Transfusion syphilis testing can be safely discontinued

Public health

By Michael Woodhead

18 Jan 2019

The risk of transfusion-transmitted syphilis in Australia is miniscule and there is a strong case for discontinuing universal blood donor screening for the disease, a new analysis concludes.

The current practice of donor serological testing for syphilis – which costs $4.4 million a year – could be replaced by targeted testing of male donors under 50 years of age while ensuring an acceptably low risk of transfusion-transmitted syphilis, a study by researchers from the University of Western Australia and the Australian Red Cross Blood Service has found.

Using data from syphilis screening results for blood donations made between 2009 and 2015, they calculate that the risk of transfusion-transmitted syphilis is one in 50 million transfusions with current practices, 1 in 4 million for targeted testing of first time donors and 1 in 2.8 million for no testing.

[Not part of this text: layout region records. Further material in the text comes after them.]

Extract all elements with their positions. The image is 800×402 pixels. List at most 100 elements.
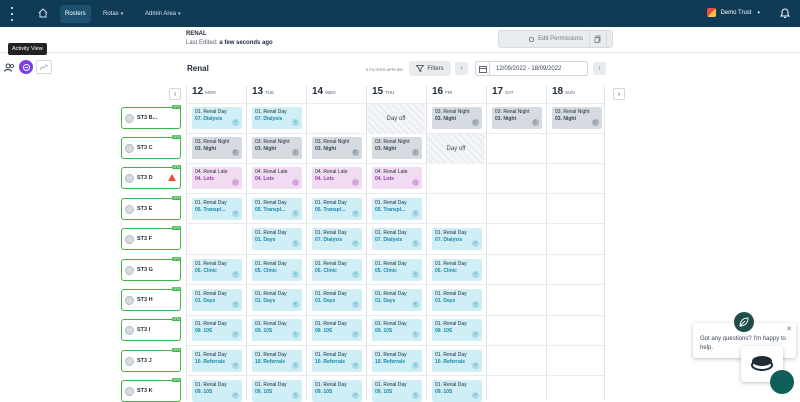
grid-divider — [186, 223, 604, 224]
shift-card[interactable]: 01. Renal Day 09. 10S + — [312, 380, 362, 402]
staff-card[interactable]: ST3 F CPD — [121, 226, 181, 250]
date-range-picker[interactable]: 12/09/2022 - 18/09/2022 — [475, 61, 588, 76]
shift-card[interactable]: 01. Renal Day 05. Clinic + — [252, 259, 302, 281]
staff-card[interactable]: ST3 D CPD — [121, 165, 181, 189]
shift-card[interactable]: 01. Renal Day 09. 10S + — [192, 380, 242, 402]
shift-type-icon: + — [472, 392, 479, 399]
org-switcher[interactable]: Demo Trust ▾ — [707, 8, 760, 17]
menu-dots-icon[interactable] — [9, 7, 15, 21]
nav-admin-area[interactable]: Admin Area ▾ — [140, 5, 186, 23]
shift-card[interactable]: 01. Renal Day 05. Clinic + — [372, 259, 422, 281]
nav-rosters[interactable]: Rosters — [60, 5, 91, 23]
shift-card[interactable]: 01. Renal Day 10. Referrals + — [312, 350, 362, 372]
day-off-block[interactable]: Day off — [427, 134, 485, 164]
day-off-block[interactable]: Day off — [367, 104, 425, 134]
shift-card[interactable]: 01. Renal Day 07. Dialysis + — [192, 107, 242, 129]
staff-card[interactable]: ST3 E CPD — [121, 196, 181, 220]
shift-card[interactable]: 01. Renal Day 09. 10S + — [432, 380, 482, 402]
shift-card[interactable]: 03. Renal Night 03. Night ☾ — [312, 137, 362, 159]
shift-card[interactable]: 04. Renal Late 04. Lots – — [372, 167, 422, 189]
shift-card[interactable]: 01. Renal Day 09. 10S + — [372, 380, 422, 402]
shift-card[interactable]: 01. Renal Day 01. Days + — [432, 289, 482, 311]
shift-card[interactable]: 01. Renal Day 05. Transpl... + — [372, 198, 422, 220]
staff-name: ST3 B... — [137, 115, 158, 121]
staff-card[interactable]: ST3 I CPD — [121, 317, 181, 341]
grid-next-button[interactable]: › — [613, 88, 625, 100]
shift-card[interactable]: 01. Renal Day 05. Transpl... + — [312, 198, 362, 220]
shift-card[interactable]: 03. Renal Night 03. Night ☾ — [492, 107, 542, 129]
filter-icon — [416, 65, 425, 72]
shift-type-icon: + — [352, 362, 359, 369]
shift-card[interactable]: 01. Renal Day 09. 10S + — [312, 319, 362, 341]
nav-admin-area-label: Admin Area — [145, 11, 177, 17]
shift-card[interactable]: 03. Renal Night 03. Night ☾ — [252, 137, 302, 159]
people-view-button[interactable] — [2, 60, 16, 74]
shift-card[interactable]: 01. Renal Day 01. Days + — [252, 289, 302, 311]
next-week-button[interactable]: › — [593, 62, 606, 75]
shift-card[interactable]: 01. Renal Day 05. Clinic + — [312, 259, 362, 281]
shift-card[interactable]: 04. Renal Late 04. Lots – — [192, 167, 242, 189]
staff-card[interactable]: ST3 J CPD — [121, 348, 181, 372]
shift-card[interactable]: 01. Renal Day 05. Clinic + — [432, 259, 482, 281]
staff-name: ST3 I — [137, 327, 151, 333]
shift-card[interactable]: 01. Renal Day 01. Days + — [252, 228, 302, 250]
shift-card[interactable]: 04. Renal Late 04. Lots – — [312, 167, 362, 189]
shift-card[interactable]: 01. Renal Day 09. 10S + — [192, 319, 242, 341]
prev-week-button[interactable]: ‹ — [455, 62, 468, 75]
activity-view-button[interactable] — [19, 60, 33, 74]
shift-card[interactable]: 01. Renal Day 10. Referrals + — [432, 350, 482, 372]
shift-card[interactable]: 03. Renal Night 03. Night ☾ — [552, 107, 602, 129]
shift-card[interactable]: 01. Renal Day 05. Transpl... + — [192, 198, 242, 220]
shift-type-icon: + — [292, 240, 299, 247]
shift-card[interactable]: 01. Renal Day 09. 10S + — [252, 319, 302, 341]
staff-card[interactable]: ST3 G CPD — [121, 257, 181, 281]
copy-button[interactable] — [589, 30, 607, 48]
chat-launcher-button[interactable] — [770, 370, 794, 394]
staff-tag: CPD — [171, 135, 181, 139]
shift-card[interactable]: 01. Renal Day 10. Referrals + — [192, 350, 242, 372]
staff-card[interactable]: ST3 K CPD — [121, 378, 181, 402]
shift-card[interactable]: 01. Renal Day 07. Dialysis + — [252, 107, 302, 129]
shift-card[interactable]: 01. Renal Day 07. Dialysis + — [372, 228, 422, 250]
shift-type-icon: + — [292, 119, 299, 126]
shift-type-icon: + — [472, 331, 479, 338]
shift-type-icon: ☾ — [532, 119, 539, 126]
shift-card[interactable]: 01. Renal Day 09. 10S + — [432, 319, 482, 341]
shift-card[interactable]: 01. Renal Day 01. Days + — [192, 289, 242, 311]
shift-card[interactable]: 01. Renal Day 05. Clinic + — [192, 259, 242, 281]
staff-tag: CPD — [171, 378, 181, 382]
shift-card[interactable]: 04. Renal Late 04. Lots – — [252, 167, 302, 189]
shift-type-icon: + — [232, 119, 239, 126]
shift-card[interactable]: 01. Renal Day 07. Dialysis + — [312, 228, 362, 250]
shift-type-icon: + — [412, 240, 419, 247]
shift-card[interactable]: 03. Renal Night 03. Night ☾ — [432, 107, 482, 129]
bell-icon[interactable] — [778, 6, 792, 20]
shift-type-icon: + — [292, 331, 299, 338]
chart-view-button[interactable] — [36, 60, 52, 74]
shift-type-icon: + — [232, 210, 239, 217]
staff-name: ST3 E — [137, 206, 153, 212]
shift-card[interactable]: 01. Renal Day 01. Days + — [312, 289, 362, 311]
filters-button[interactable]: Filters — [409, 61, 451, 76]
shift-card[interactable]: 03. Renal Night 03. Night ☾ — [372, 137, 422, 159]
staff-card[interactable]: ST3 C CPD — [121, 135, 181, 159]
staff-card[interactable]: ST3 H CPD — [121, 287, 181, 311]
shift-card[interactable]: 01. Renal Day 10. Referrals + — [372, 350, 422, 372]
shift-card[interactable]: 03. Renal Night 03. Night ☾ — [192, 137, 242, 159]
roster-title: Renal — [187, 64, 209, 73]
shift-card[interactable]: 01. Renal Day 10. Referrals + — [252, 350, 302, 372]
staff-card[interactable]: ST3 B... CPD — [121, 105, 181, 129]
home-icon[interactable] — [37, 7, 49, 19]
shift-type-icon: + — [472, 271, 479, 278]
shift-card[interactable]: 01. Renal Day 09. 10S + — [372, 319, 422, 341]
staff-tag: CPD — [171, 196, 181, 200]
day-of-week: WED — [325, 90, 336, 95]
shift-card[interactable]: 01. Renal Day 01. Days + — [372, 289, 422, 311]
staff-tag: CPD — [171, 287, 181, 291]
shift-card[interactable]: 01. Renal Day 05. Transpl... + — [252, 198, 302, 220]
grid-prev-button[interactable]: ‹ — [169, 88, 181, 100]
close-icon[interactable]: ✕ — [786, 325, 792, 334]
shift-card[interactable]: 01. Renal Day 09. 10S + — [252, 380, 302, 402]
nav-rotas[interactable]: Rotas ▾ — [98, 5, 128, 23]
shift-card[interactable]: 01. Renal Day 07. Dialysis + — [432, 228, 482, 250]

The researchers note that donor syphilis testing was introduced in the 1940s when the disease was common and before the use of antibiotics became widespread.

Since then the risk of syphilis transmission has been minimised by several factors including

  • Low syphilis incidence in the community.
  • Deferral practices for high risk donors.
  • Blood storage at low temperatures that inactivate spirochaetes.
  • Widespread antibiotic use in hospitals that inadvertently protects transfusion recipients.

The researchers note that serology testing of donors costs several million dollars a year and has drawbacks including false positives in autoimmune disease and viral infection.

In economic terms, current practices for syphilis screening have a cost of $539 million per disability‐adjusted life year (DALY) averted, whereas the accepted threshold for blood safety is $1 million/quality‐adjusted life year (QALY).

They therefore conclude that targeted screening of high risk donors, (males under the age of 50), would be an acceptable alternative, costing around $1.4 million a year, with a minimal increase in risk of transfusion-transmitted syphilis.

However, while there is a “compelling argument” to alter Australia’s blood donor syphilis testing strategy on cost effectiveness grounds, this has to be weighed against concerns about recent rises in syphilis rates in Indigenous communities and in gay men, they add.

“Recent changes in the epidemiology of syphilis in Australia and potential changes in the deferral periods for donors with higher risk sexual behaviours have resulted in key stakeholders concluding that it is not appropriate to consider reducing donor syphilis testing at this point in time,” they write in Vox Sanguinis.

“The Blood Service will continue to monitor changes in syphilis disease epidemiology and will revisit this decision once the impact of potential changes in donor deferrals are known and epidemiology changes are clearer, based on the strong argument presented in this study.”